If you do a word search on the NT, you will actually find that no one anywhere refers to anything explicitly as the "sign of the new covenant." Still, it is abundantly clear that the apostles taught that, under Jesus Christ, Christians were members of a covenant, not just of a particular religious sect. Furthermore, Paul was adamant about the fact that the New Covenant was a continuation of the Abrahamic Covenant (Gal. 3).

Also, it is very clear that Paul taught that the meanings behind circumcision and baptism were the same, from Col. 2:11-12. In other words, Paul taught that both circumcision AND baptism were physical realities that pointed to the same spiritual reality (e.g., regeneration). So, God's people have practiced both circumcision and baptism to point to the fact that God has promised to spiritually circumcise and to spiritually baptize his people(which both mean the same thing).

I would argue that this is the essence of a covenant sign--a physical emblem that points to God's spiritual promise (which is the same thing under both the Old and the New Covenant).
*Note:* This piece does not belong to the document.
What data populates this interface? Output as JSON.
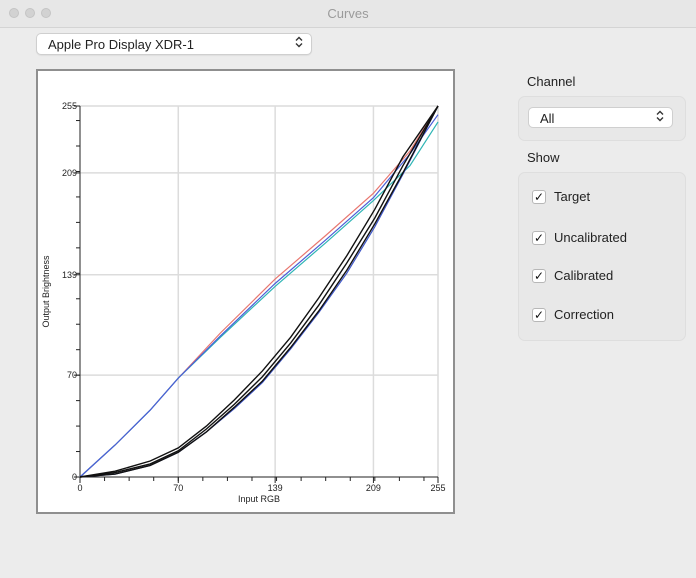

But, even if you aren't completely convinced of that definition of a covenant sign, let me get back to my original point in the post.

If people were operating under the assumption that Jesus was the fulfillment and the continuation of the Abrahamic covenant, AND if the disciples were advocating baptism while ending circumcision, AND if the spiritual meanings behind physical baptism and physical circumcision were the same, AND if the apostles were baptizing people by "households," certainly someone was going to think that infants should be baptized in the same way that infants were circumcised.

So here is my point: if someone was going to see infant baptism as a logical conclusion of everything that I've discussed above, AND if the correct practice of baptism was actually supposed to be limited to believers (as our Baptist brothers in Christ say), how could there have been no controversy in the early church? Further, getting back to your point, isn't the absence of explicit definition of New Covenant sign extremely strong evidence that there was no need to explicitly define the New Covenant sign?

Let me put it as simply as I can (I think I failed miserably at simplicity in the above):

Premise 1) Because of the sameness of covenant, the extreme similarity of baptism to circumcision, and the definition of household in the descriptions of how baptism was administered in the early church, it is almost completely certain that some of the Jewish people in the early church would baptize their infants.

Premise 2) The early church debated/fought about every controversy that came up (Acts 6:1, 10:9-16, 11:1-18, 15:1-35; Galatians; see also the records of 2000 years of church history).

Premise 3) There is no record whatsoever of any disagreement on whether or not infants should be baptized (that is, on the grounds that only professing believers should be baptized) until the 15th century.

Conclusion: There is no persuasive reason (the absence of an explicit biblical reference is not a persuasive reason) to believe that the early church did not baptize infants.